Por Leilton Lima
Naqueles tempos todo o reino
estava em crise. O rei fraco e submisso era um fantoche nas mãos da corte,
dividida entre várias facções. Aquela aldeia, perdida nos confins do reino, há
muito não chamava atenção. E esse isolamento permitiu uma experiência que só
viria a se popularizar algumas centenas de anos à frente: a escolha do
governante pelos próprios aldeões.
Contam-se muitas histórias
de sabedoria do líder escolhido na aldeia. Uma delas trata de um concurso para
escolher a pintura da coruja, que era o símbolo da aldeia, bem como o pintor
oficial. Dois concorrentes se apresentaram para a disputa.

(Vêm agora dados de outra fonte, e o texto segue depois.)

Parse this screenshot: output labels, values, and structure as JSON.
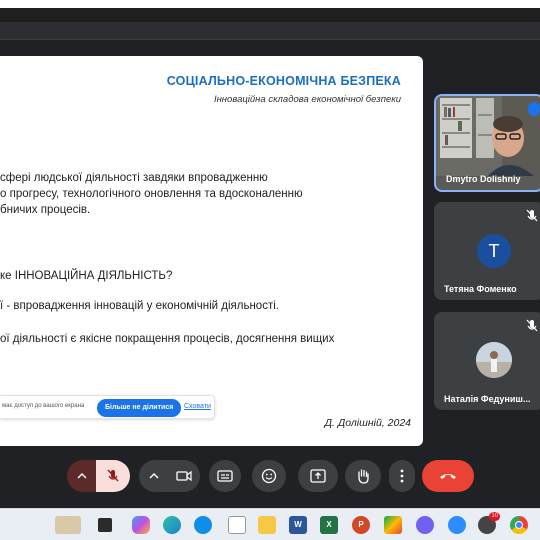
{
  "slide": {
    "title": "СОЦІАЛЬНО-ЕКОНОМІЧНА БЕЗПЕКА",
    "subtitle": "Інноваційна складова економічної безпеки",
    "lines": [
      "сфері людської діяльності завдяки впровадженню",
      "о прогресу, технологічного оновлення та вдосконаленню",
      "бничих процесів."
    ],
    "question": "ке ІННОВАЦІЙНА ДІЯЛЬНІСТЬ?",
    "definition": "ї - впровадження інновацій у економічній діяльності.",
    "goal": "ої діяльності є якісне покращення процесів, досягнення вищих",
    "author": "Д. Долішній, 2024"
  },
  "share_bar": {
    "text": "має доступ до вашого екрана",
    "stop_label": "Більше не ділитися",
    "hide_label": "Сховати"
  },
  "participants": [
    {
      "name": "Dmytro Dolishniy",
      "speaking": true
    },
    {
      "name": "Тетяна Фоменко",
      "initial": "T",
      "muted": true
    },
    {
      "name": "Наталія Федуниш...",
      "muted": true
    }
  ],
  "colors": {
    "title_blue": "#1b6fc1",
    "meet_bg": "#202124",
    "tile_bg": "#3c4043",
    "leave_red": "#ea4335",
    "mic_off_bg": "#f9dedc",
    "accent_blue": "#1a73e8"
  },
  "controls": [
    "chevron-up-icon",
    "mic-off-icon",
    "chevron-up-icon",
    "camera-icon",
    "captions-icon",
    "emoji-icon",
    "present-icon",
    "raise-hand-icon",
    "more-vert-icon",
    "call-end-icon"
  ],
  "taskbar_apps": [
    "widgets",
    "task-view",
    "copilot",
    "edge",
    "teamviewer",
    "file",
    "file-explorer",
    "word",
    "excel",
    "powerpoint",
    "meet",
    "viber",
    "zoom",
    "badge-app",
    "chrome"
  ],
  "taskbar_badge": "10"
}
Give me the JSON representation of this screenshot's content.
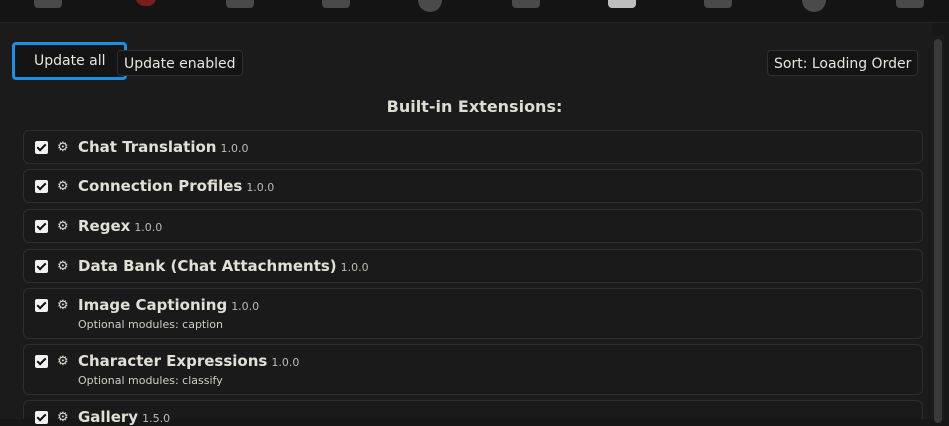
{
  "toolbar": {
    "update_all": "Update all",
    "update_enabled": "Update enabled",
    "sort": "Sort: Loading Order"
  },
  "section": {
    "title": "Built-in Extensions:"
  },
  "extensions": [
    {
      "name": "Chat Translation",
      "version": "1.0.0",
      "enabled": true,
      "modules": ""
    },
    {
      "name": "Connection Profiles",
      "version": "1.0.0",
      "enabled": true,
      "modules": ""
    },
    {
      "name": "Regex",
      "version": "1.0.0",
      "enabled": true,
      "modules": ""
    },
    {
      "name": "Data Bank (Chat Attachments)",
      "version": "1.0.0",
      "enabled": true,
      "modules": ""
    },
    {
      "name": "Image Captioning",
      "version": "1.0.0",
      "enabled": true,
      "modules": "Optional modules: caption"
    },
    {
      "name": "Character Expressions",
      "version": "1.0.0",
      "enabled": true,
      "modules": "Optional modules: classify"
    },
    {
      "name": "Gallery",
      "version": "1.5.0",
      "enabled": true,
      "modules": ""
    }
  ],
  "icons": {
    "gear": "gear-icon",
    "checkbox": "checkbox-checked-icon"
  },
  "colors": {
    "focus_ring": "#1b8fe6",
    "background": "#171717"
  }
}
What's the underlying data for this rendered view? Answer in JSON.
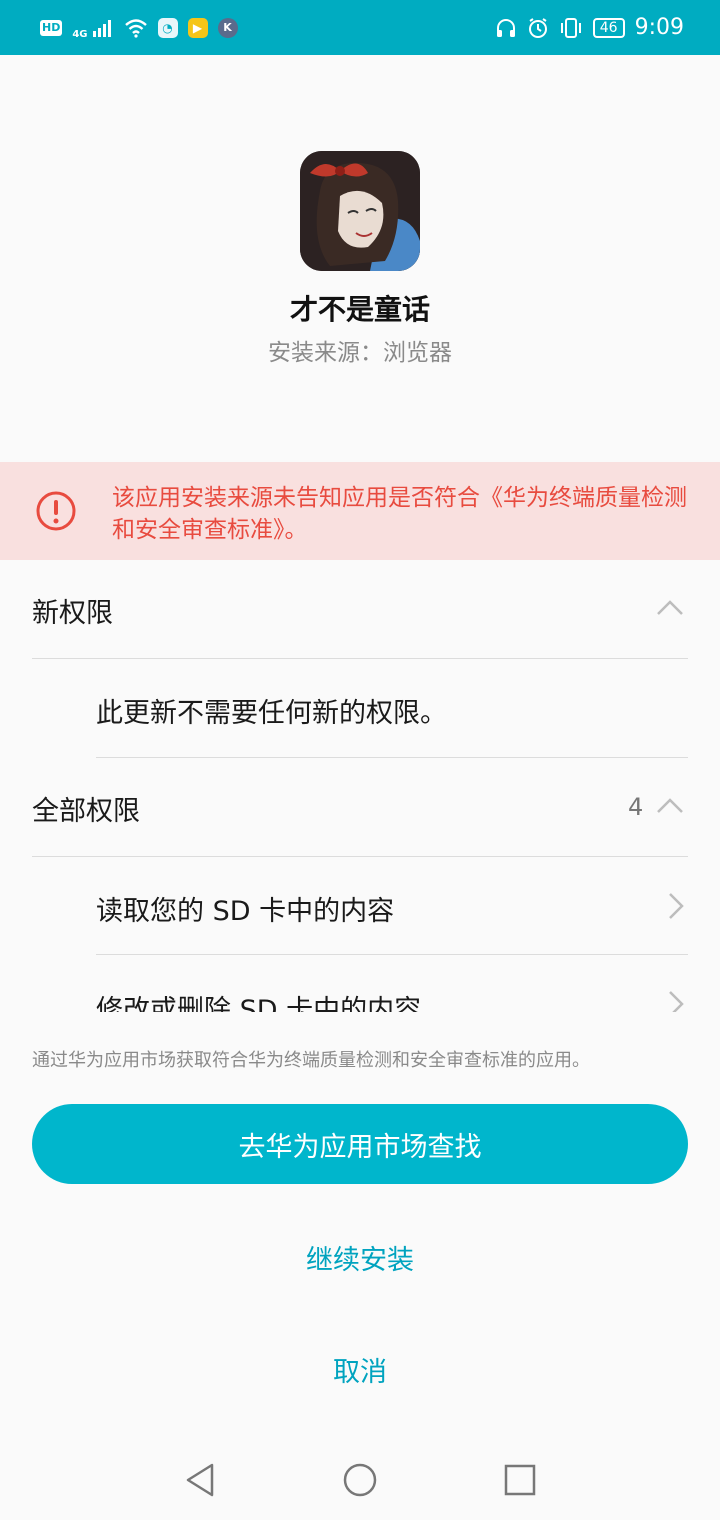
{
  "status_bar": {
    "left_badges": [
      "HD",
      "4G"
    ],
    "left_icons": [
      "signal-icon",
      "wifi-icon",
      "browser-app-icon",
      "video-app-icon",
      "k-app-icon"
    ],
    "right_icons": [
      "headset-icon",
      "alarm-icon",
      "vibrate-icon"
    ],
    "battery": "46",
    "time": "9:09"
  },
  "app": {
    "name": "才不是童话",
    "source": "安装来源：浏览器"
  },
  "warning": {
    "text": "该应用安装来源未告知应用是否符合《华为终端质量检测和安全审查标准》。",
    "color": "#e84b3f"
  },
  "new_permissions": {
    "title": "新权限",
    "message": "此更新不需要任何新的权限。"
  },
  "all_permissions": {
    "title": "全部权限",
    "count": "4",
    "items": [
      "读取您的 SD 卡中的内容",
      "修改或删除 SD 卡中的内容"
    ]
  },
  "footnote": "通过华为应用市场获取符合华为终端质量检测和安全审查标准的应用。",
  "buttons": {
    "primary": "去华为应用市场查找",
    "continue": "继续安装",
    "cancel": "取消"
  },
  "colors": {
    "status_bar": "#00acc1",
    "primary": "#00b6cc",
    "link": "#00a3bf"
  }
}
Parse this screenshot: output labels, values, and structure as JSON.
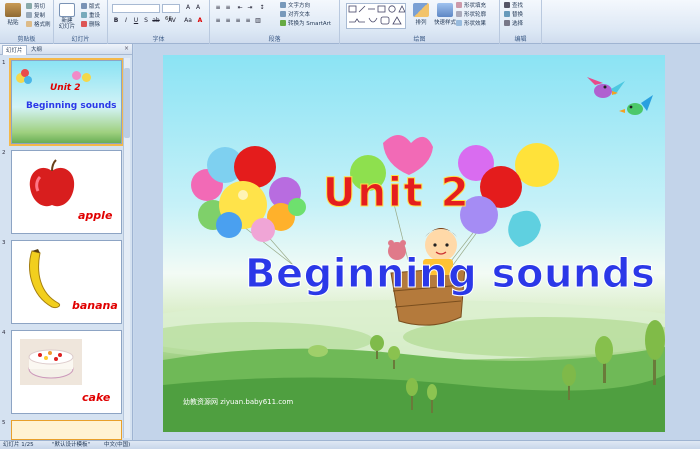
{
  "ribbon": {
    "clipboard": {
      "paste": "粘贴",
      "cut": "剪切",
      "copy": "复制",
      "format_painter": "格式刷",
      "label": "剪贴板"
    },
    "slides": {
      "new_slide": "新建\n幻灯片",
      "layout": "版式",
      "reset": "重设",
      "delete": "删除",
      "label": "幻灯片"
    },
    "font": {
      "name": "",
      "size": "66",
      "label": "字体"
    },
    "paragraph": {
      "direction": "文字方向",
      "align": "对齐文本",
      "smartart": "转换为 SmartArt",
      "label": "段落"
    },
    "drawing": {
      "arrange": "排列",
      "quick_styles": "快速样式",
      "fill": "形状填充",
      "outline": "形状轮廓",
      "effects": "形状效果",
      "label": "绘图"
    },
    "editing": {
      "find": "查找",
      "replace": "替换",
      "select": "选择",
      "label": "编辑"
    }
  },
  "left_panel": {
    "tabs": [
      "幻灯片",
      "大纲"
    ],
    "thumbnails": [
      {
        "num": "1",
        "title1": "Unit 2",
        "title2": "Beginning sounds"
      },
      {
        "num": "2",
        "word": "apple"
      },
      {
        "num": "3",
        "word": "banana"
      },
      {
        "num": "4",
        "word": "cake"
      },
      {
        "num": "5"
      }
    ]
  },
  "slide": {
    "title_line1": "Unit 2",
    "title_line2": "Beginning sounds",
    "watermark": "幼教资源网 ziyuan.baby611.com"
  },
  "status": {
    "slide_count": "幻灯片 1/25",
    "theme": "\"默认设计模板\"",
    "language": "中文(中国)"
  },
  "colors": {
    "accent": "#e41e1e",
    "title_blue": "#2b38e8",
    "ribbon_bg": "#dde8f5"
  }
}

Um mês depois, ambos estavam
diante dos nobres do lugar. Telas encobertas por fino tecido de seda, mantinham
o suspense dos convidados. Ao serem apresentadas de forma cerimoniosa, o
público irrompeu em aplauso entusiasmado. As pinturas eram belíssimas.
No entanto, sob olhares mais
atentos as diferenças começavam a ser vistas. A coruja pintada pela dama
denunciava uma tinta de baixa qualidade, mas a maior diferença estava na
moldura. Enquanto o pintor emoldurara seu quadro em raro mogno filigranado em
ouro, sua concorrente apresentava uma moldura em madeira local, com entalhes de
caprichosos arabescos. Os nobres logo chegaram à conclusão que, apesar da
beleza, a peça perdia em requinte. O que não era adequado para o símbolo da
governança.
Passado o burburinho, o
governador tomou a palavra:
— Amigos e amigas, estamos
diante de duas obras-primas e precisamos decidir com justiça, que é irmã do
merecimento. Deve vencer aquele que tem mérito para tanto. Ouvi os comentários
sobre o resultado do trabalho e observei a tendência para aquele que se
apresenta mais adequado ao nosso julgamento de beleza, qualidade e requinte.
Mas antes de expressar minha decisão, gostaria de compartilhar o relato a mim
apresentado por dois observadores que enviei para acompanharem secretamente o
trabalho dos finalistas do concurso.
As pessoas se entreolharam
surpresas com a novidade, e o governador continuou.
— Nosso competente
cavalheiro realmente está apresentando o trabalho mais apurado. Pelas
informações que tenho, trata-se de alguém vocacionado que recebeu dos pais a
condição de estudar na corte ainda na infância. Lá aprendeu com os melhores
mestres da pintura. Ao participar do concurso, usou as melhores tintas e a tela
mais perfeita, vindas de reinos distantes. Recebeu de presente a rica moldura,
que encanta e acentua a beleza de sua obra.
Observando o interesse dos
convidados, dirigiu o olhar para a pintora e seguiu seu raciocínio:
— A pintura apresentada pela
gentil dama tem algumas falhas ante o comparativo. Sua história no entanto
chamou-me a atenção: trata-se de uma plebeia nascida na parte mais densa da
floresta. Meus observadores relatam que ela aprendeu a desenhar e pintar olhando
os cenários que a cercava. Suas tinturas são extraídas, por suas próprias mãos,
a partir de flores, madeiras e frutos. Seus pinceis, são feitos de pelos de
animais atados a varetas.
Dirigindo-se a mulher,
tocou-a gentilmente e solicitou: — Por favor, senhora, mostre as mãos para
nossos convidados.
Timidamente a mulher
apresentou as mãos espalmadas para a plateia. Os dedos finos e longos não
conseguiam tirar a atenção dos resíduos de tinta e das marcas de cortes em suas
palmas. Algumas ainda recentes.
E o governador prosseguiu:
— O que vocês estão vendo é
o resultado do trabalho sem as ferramentas adequadas. Meus observadores
constataram que todo o entalhe foi feito com uma velha lâmina de adaga, sem o
cabo. Antes de proferir a minha decisão, gostaria de acrescentar que a pintura
desta senhora, foi feita nos intervalos do seu trabalho voluntário de ensino a
crianças. Assim, por dever de justiça, premio e escolho, para enfeitar a parede
da sala principal da nossa sede, a obra do cavalheiro por ser a pintura mais
perfeita.
E fazendo uma pausa
dramática concluiu:
— Quanto à gentil dama, a
partir de hoje será nossa pintora oficial. Por que, a meritocracia para ser
verdadeira não pode olhar tão somente o resultado, mas também valores eternos
como esforço, superação e solidariedade.